Kernaussagen Österreichisches EinkaufsForum 2014

Wien (OTS) - Über 100 österreichische Einkaufsmanager trafen sich vergangene Woche zu ihrem alljährlichen Spitzenevent, dem "Österreichischen EinkaufsForum 2014".

Das Generalthema und zahlreiche Einzelvorträge und Diskussionen beschäftigten sich mit den schlechten Wirtschaftsaussichten für Europa 2015, dem Euro-Verfall, der drohenden De-Industrialisierung Europas und der Abwanderung von Leitbetrieben aus Österreich und mit dem Beitrag, den das Einkaufsmanagement diesen Entwicklungen durch wirksame Beschaffungsstrategien entgegensetzen kann.

Eliana Garcés-Tolon Vize-Chefin der Generaldirektion für Unternehmen und Industrie der europäischen Kommission betonte die hohe Bedeutung der Industrie für Wohlstand und Sicherheit Europas und wies u.a. auch darauf hin, dass die Investitionen mit minus 15% noch immer deutlich unter dem Niveau vor der Krise liegen, was v.a. an den aktuell besseren Wirtschaftschancen und -entwicklungen außerhalb Europas liege.

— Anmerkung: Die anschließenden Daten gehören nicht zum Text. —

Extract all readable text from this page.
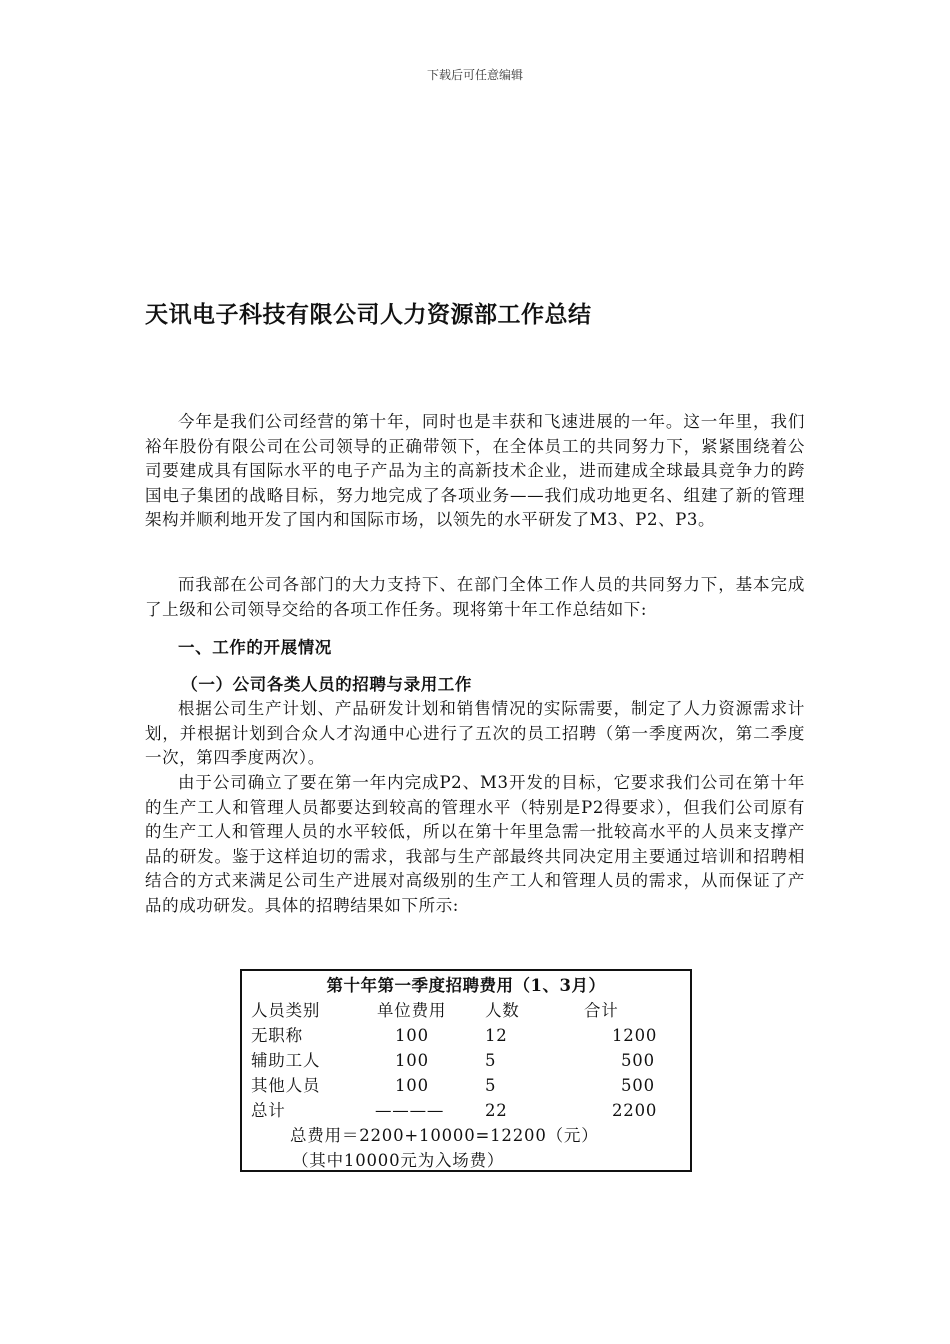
下载后可任意编辑
天讯电子科技有限公司人力资源部工作总结

今年是我们公司经营的第十年，同时也是丰获和飞速进展的一年。这一年里，我们裕年股份有限公司在公司领导的正确带领下，在全体员工的共同努力下，紧紧围绕着公司要建成具有国际水平的电子产品为主的高新技术企业，进而建成全球最具竞争力的跨国电子集团的战略目标，努力地完成了各项业务——我们成功地更名、组建了新的管理架构并顺利地开发了国内和国际市场，以领先的水平研发了M3、P2、P3。

而我部在公司各部门的大力支持下、在部门全体工作人员的共同努力下，基本完成了上级和公司领导交给的各项工作任务。现将第十年工作总结如下:

一、工作的开展情况

（一）公司各类人员的招聘与录用工作

根据公司生产计划、产品研发计划和销售情况的实际需要，制定了人力资源需求计划，并根据计划到合众人才沟通中心进行了五次的员工招聘（第一季度两次，第二季度一次，第四季度两次）。

由于公司确立了要在第一年内完成P2、M3开发的目标，它要求我们公司在第十年的生产工人和管理人员都要达到较高的管理水平（特别是P2得要求），但我们公司原有的生产工人和管理人员的水平较低，所以在第十年里急需一批较高水平的人员来支撑产品的研发。鉴于这样迫切的需求，我部与生产部最终共同决定用主要通过培训和招聘相结合的方式来满足公司生产进展对高级别的生产工人和管理人员的需求，从而保证了产品的成功研发。具体的招聘结果如下所示:

第十年第一季度招聘费用（1、3月）
人员类别	单位费用 人数	合计
无职称	100	12	1200
辅助工人	100	5	500
其他人员	100	5	500
总计	———— 22	2200
总费用＝2200+10000=12200（元）
（其中10000元为入场费）
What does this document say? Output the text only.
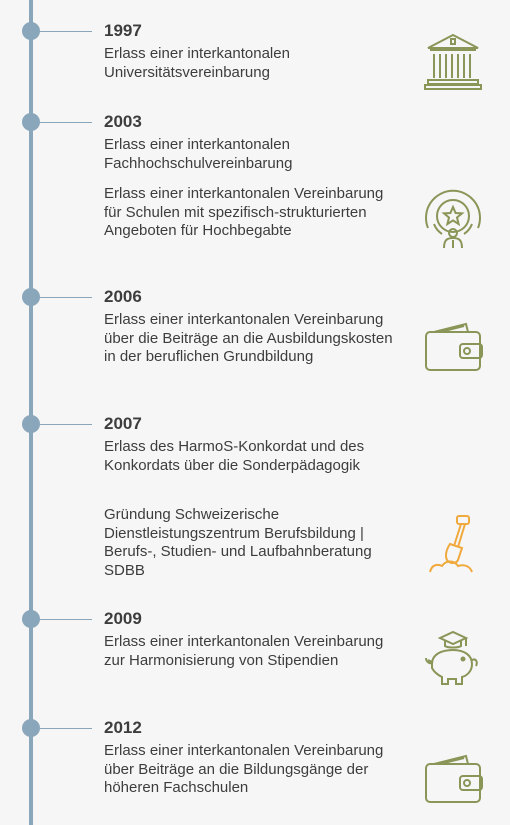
1997

Erlass einer interkantonalen Universitätsvereinbarung

2003

Erlass einer interkantonalen Fachhochschulvereinbarung

Erlass einer interkantonalen Vereinbarung für Schulen mit spezifisch-strukturierten Angeboten für Hochbegabte

2006

Erlass einer interkantonalen Vereinbarung über die Beiträge an die Ausbildungskosten in der beruflichen Grundbildung

2007

Erlass des HarmoS-Konkordat und des Konkordats über die Sonderpädagogik

Gründung Schweizerische Dienstleistungszentrum Berufsbildung | Berufs-, Studien- und Laufbahnberatung SDBB

2009

Erlass einer interkantonalen Vereinbarung zur Harmonisierung von Stipendien

2012

Erlass einer interkantonalen Vereinbarung über Beiträge an die Bildungsgänge der höheren Fachschulen
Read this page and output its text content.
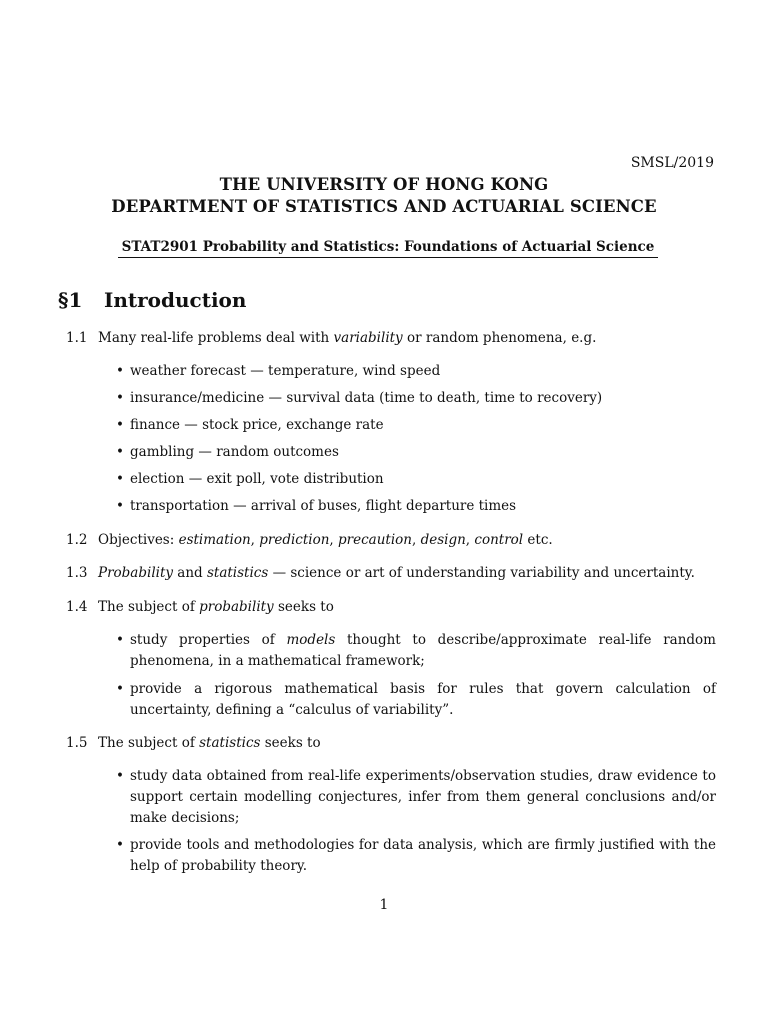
SMSL/2019
THE UNIVERSITY OF HONG KONG
DEPARTMENT OF STATISTICS AND ACTUARIAL SCIENCE
STAT2901 Probability and Statistics: Foundations of Actuarial Science
§1 Introduction
1.1 Many real-life problems deal with variability or random phenomena, e.g.
• weather forecast — temperature, wind speed
• insurance/medicine — survival data (time to death, time to recovery)
• finance — stock price, exchange rate
• gambling — random outcomes
• election — exit poll, vote distribution
• transportation — arrival of buses, flight departure times
1.2 Objectives: estimation, prediction, precaution, design, control etc.
1.3 Probability and statistics — science or art of understanding variability and uncertainty.
1.4 The subject of probability seeks to
• study properties of models thought to describe/approximate real-life random phenomena, in a mathematical framework;
• provide a rigorous mathematical basis for rules that govern calculation of uncertainty, defining a “calculus of variability”.
1.5 The subject of statistics seeks to
• study data obtained from real-life experiments/observation studies, draw evidence to support certain modelling conjectures, infer from them general conclusions and/or make decisions;
• provide tools and methodologies for data analysis, which are firmly justified with the help of probability theory.
1
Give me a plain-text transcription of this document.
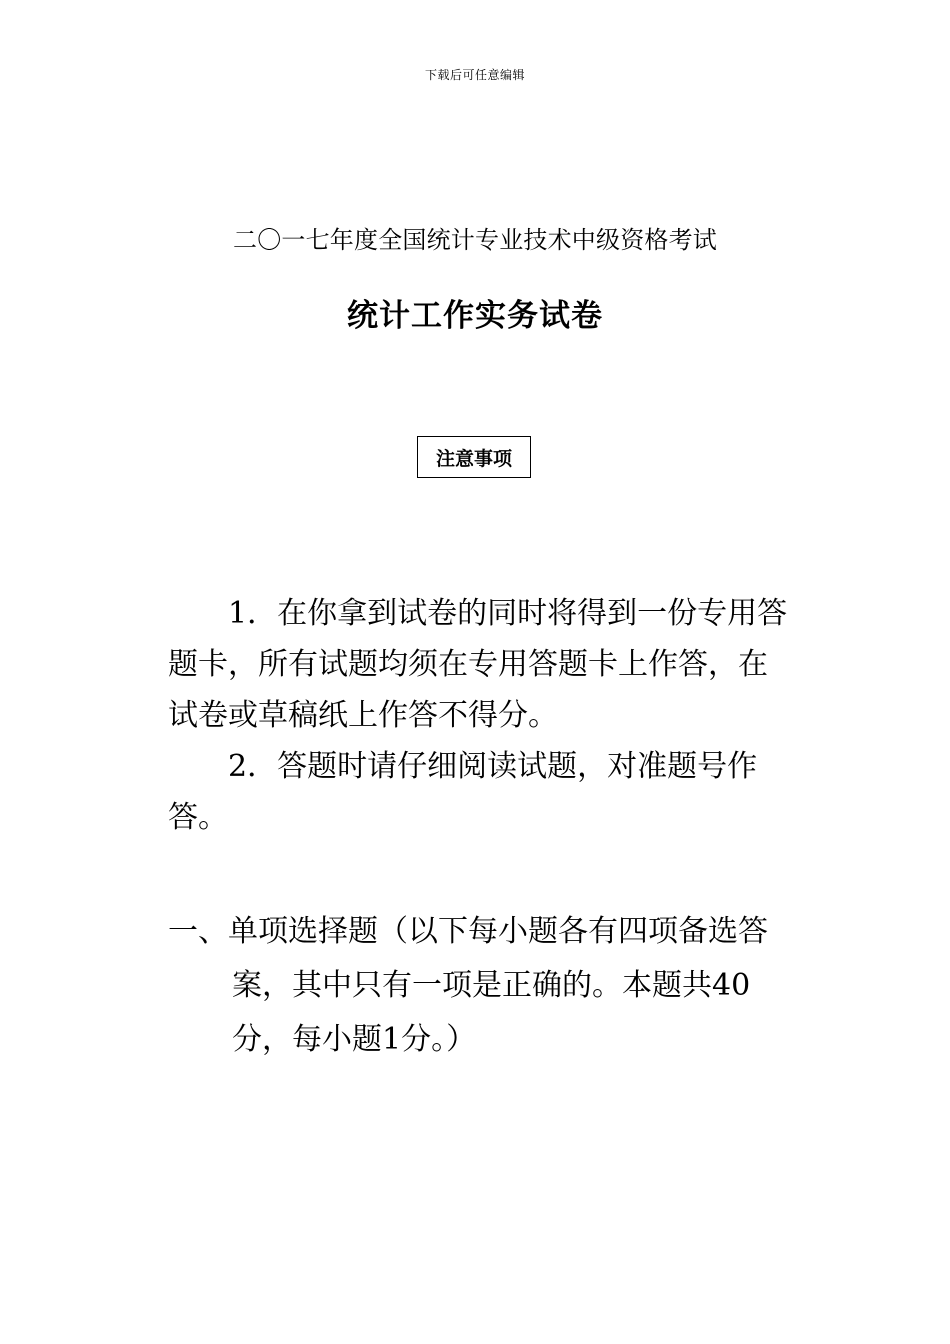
下载后可任意编辑
二〇一七年度全国统计专业技术中级资格考试
统计工作实务试卷
注意事项

1．在你拿到试卷的同时将得到一份专用答题卡，所有试题均须在专用答题卡上作答，在试卷或草稿纸上作答不得分。

2．答题时请仔细阅读试题，对准题号作答。

一、单项选择题（以下每小题各有四项备选答案，其中只有一项是正确的。本题共40分，每小题1分。）
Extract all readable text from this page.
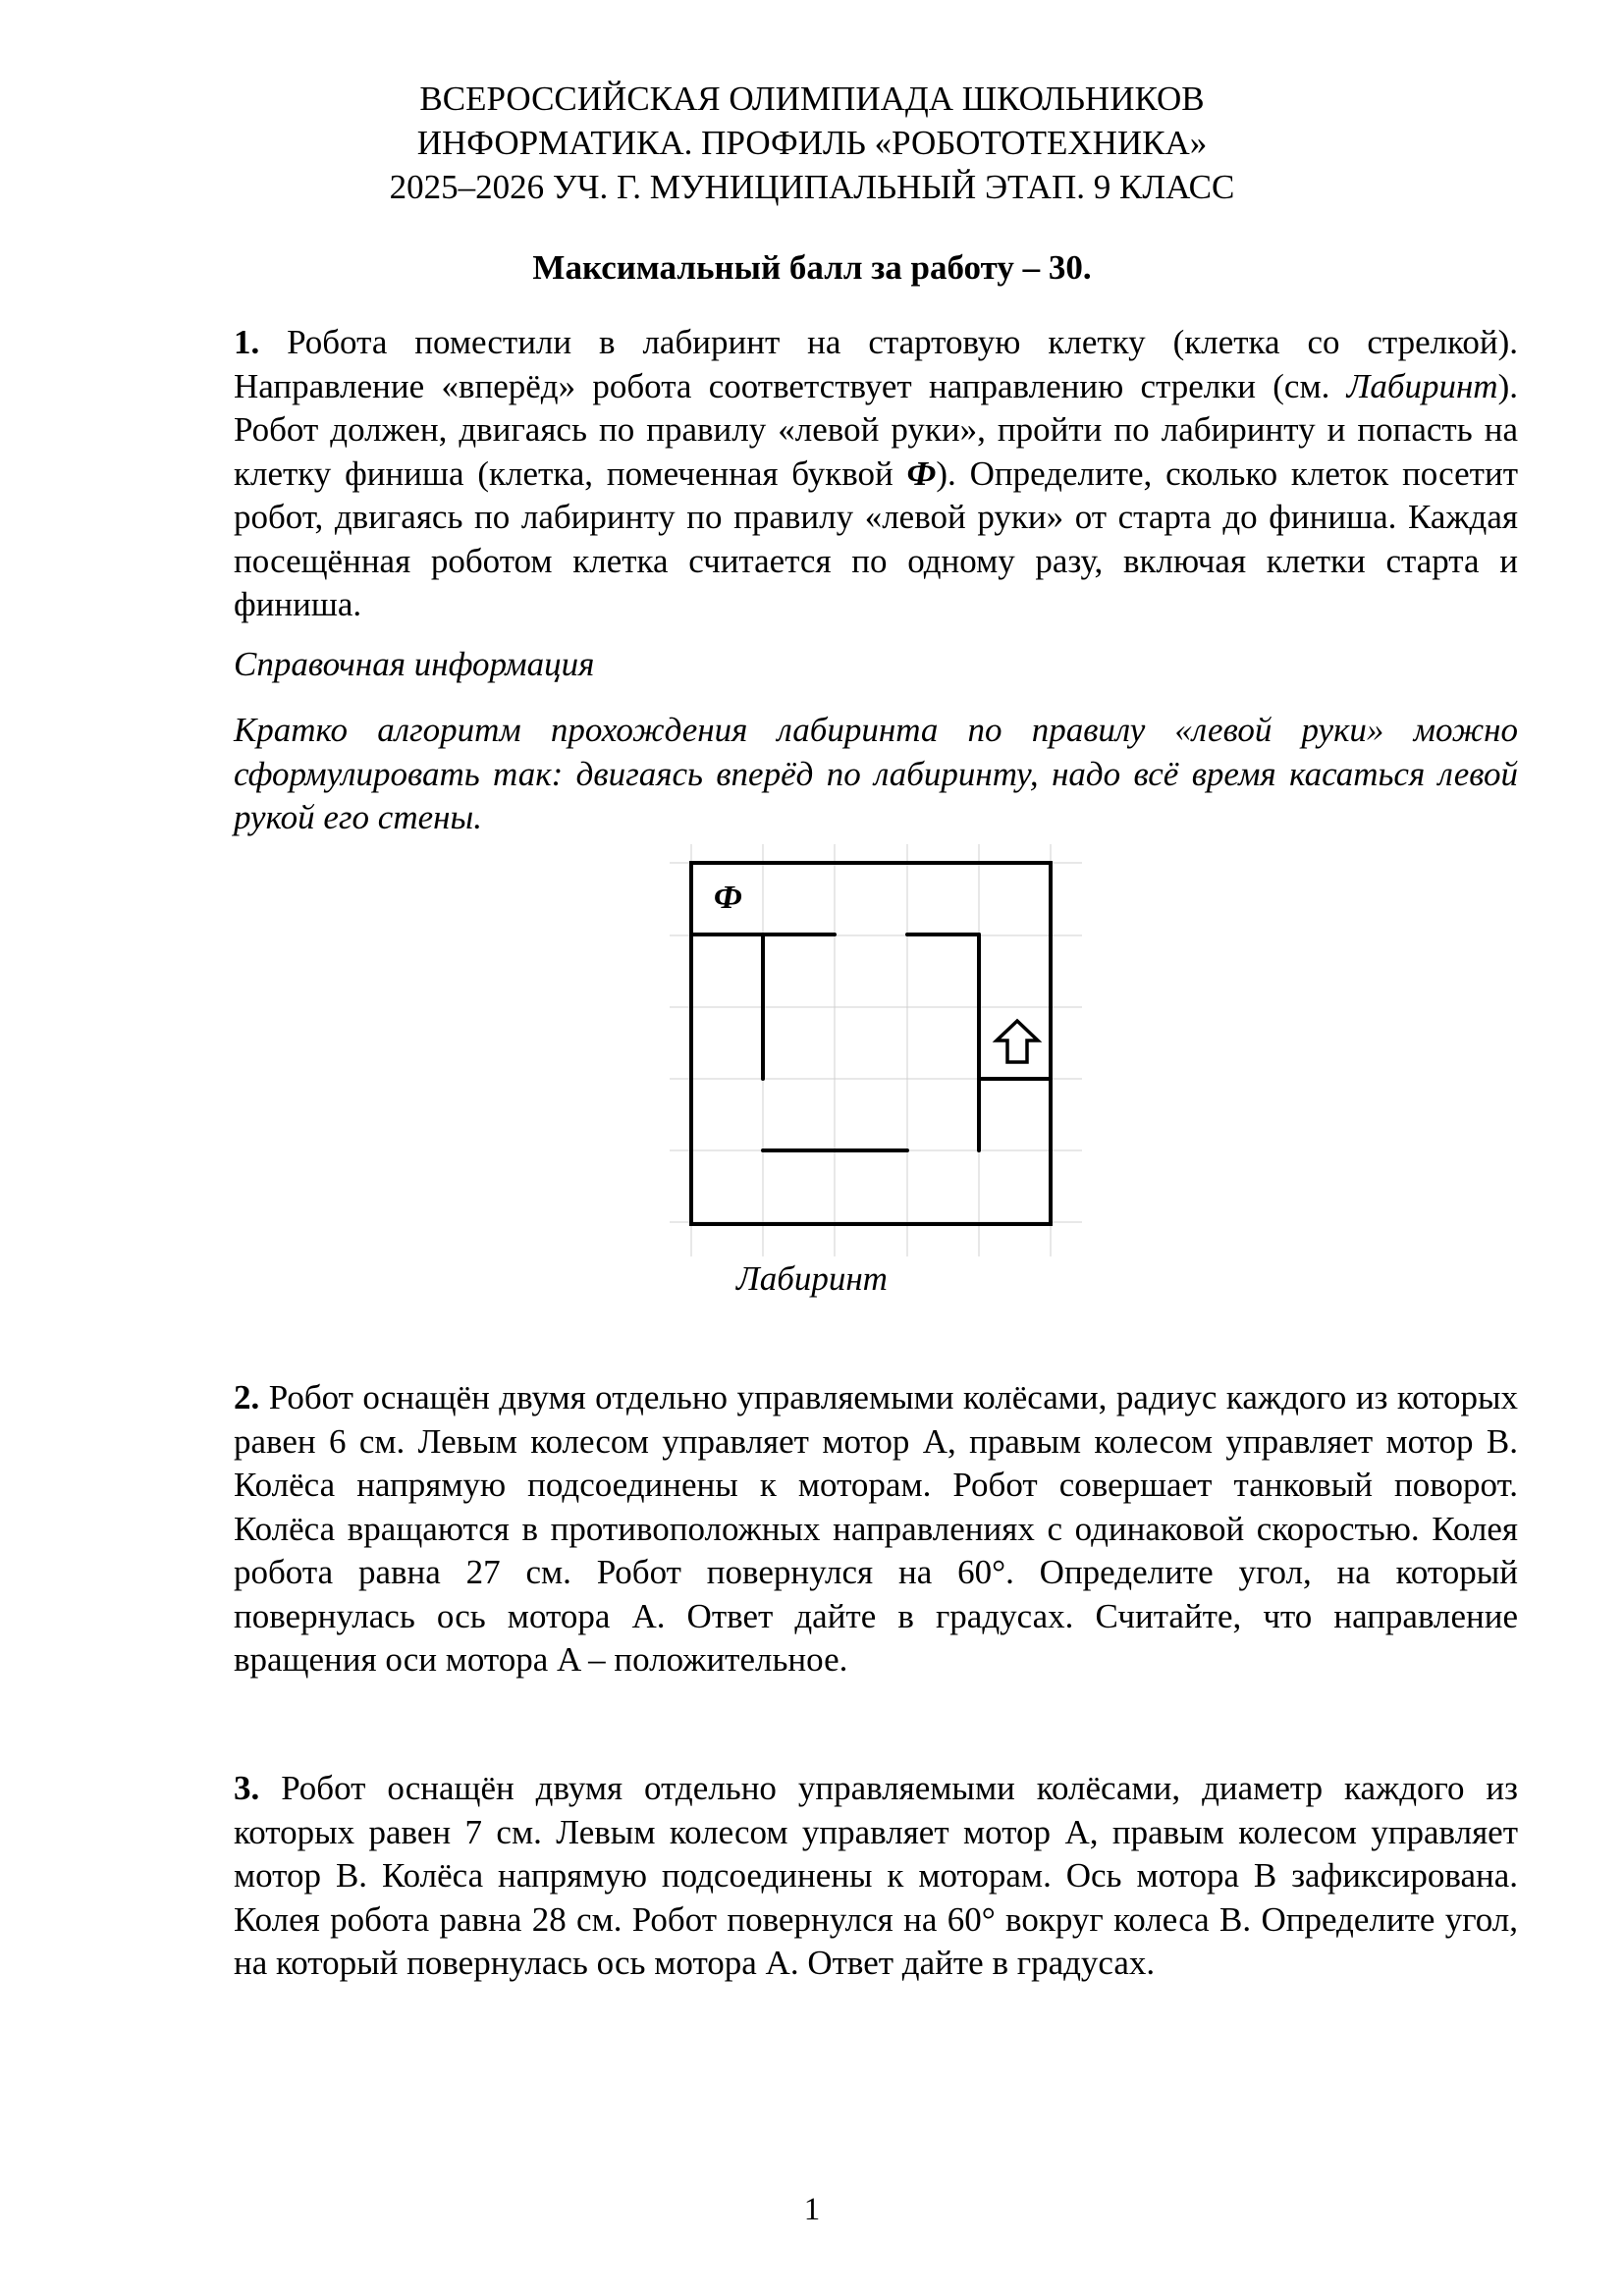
ВСЕРОССИЙСКАЯ ОЛИМПИАДА ШКОЛЬНИКОВ
ИНФОРМАТИКА. ПРОФИЛЬ «РОБОТОТЕХНИКА»
2025–2026 УЧ. Г. МУНИЦИПАЛЬНЫЙ ЭТАП. 9 КЛАСС
Максимальный балл за работу – 30.
1. Робота поместили в лабиринт на стартовую клетку (клетка со стрелкой). Направление «вперёд» робота соответствует направлению стрелки (см. Лабиринт). Робот должен, двигаясь по правилу «левой руки», пройти по лабиринту и попасть на клетку финиша (клетка, помеченная буквой Ф). Определите, сколько клеток посетит робот, двигаясь по лабиринту по правилу «левой руки» от старта до финиша. Каждая посещённая роботом клетка считается по одному разу, включая клетки старта и финиша.
Справочная информация
Кратко алгоритм прохождения лабиринта по правилу «левой руки» можно сформулировать так: двигаясь вперёд по лабиринту, надо всё время касаться левой рукой его стены.
Ф
Лабиринт
2. Робот оснащён двумя отдельно управляемыми колёсами, радиус каждого из которых равен 6 см. Левым колесом управляет мотор A, правым колесом управляет мотор B. Колёса напрямую подсоединены к моторам. Робот совершает танковый поворот. Колёса вращаются в противоположных направлениях с одинаковой скоростью. Колея робота равна 27 см. Робот повернулся на 60°. Определите угол, на который повернулась ось мотора A. Ответ дайте в градусах. Считайте, что направление вращения оси мотора A – положительное.
3. Робот оснащён двумя отдельно управляемыми колёсами, диаметр каждого из которых равен 7 см. Левым колесом управляет мотор A, правым колесом управляет мотор B. Колёса напрямую подсоединены к моторам. Ось мотора B зафиксирована. Колея робота равна 28 см. Робот повернулся на 60° вокруг колеса B. Определите угол, на который повернулась ось мотора A. Ответ дайте в градусах.
1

Die Antwort der europäischen Kommission unter ihrem neuen Präsidenten Jean Claude Juncker werde laut Garcés-Tolon v.a. im begünstigten Zugang zu verbesserten Investitionsfinanzierungen, v.a. auch für KMU's , verbesserten Ausbildungsprogrammen (Erasmus), erhöhten Anstrengungen zu einem besseren Rohstoffzugang und Rohstoffsicherung und einer einheitlicheren, liberalen Energiepolitk und dem Abbau von Industriebetrieben benachteiligenden staatlichen Regulierungen liegen.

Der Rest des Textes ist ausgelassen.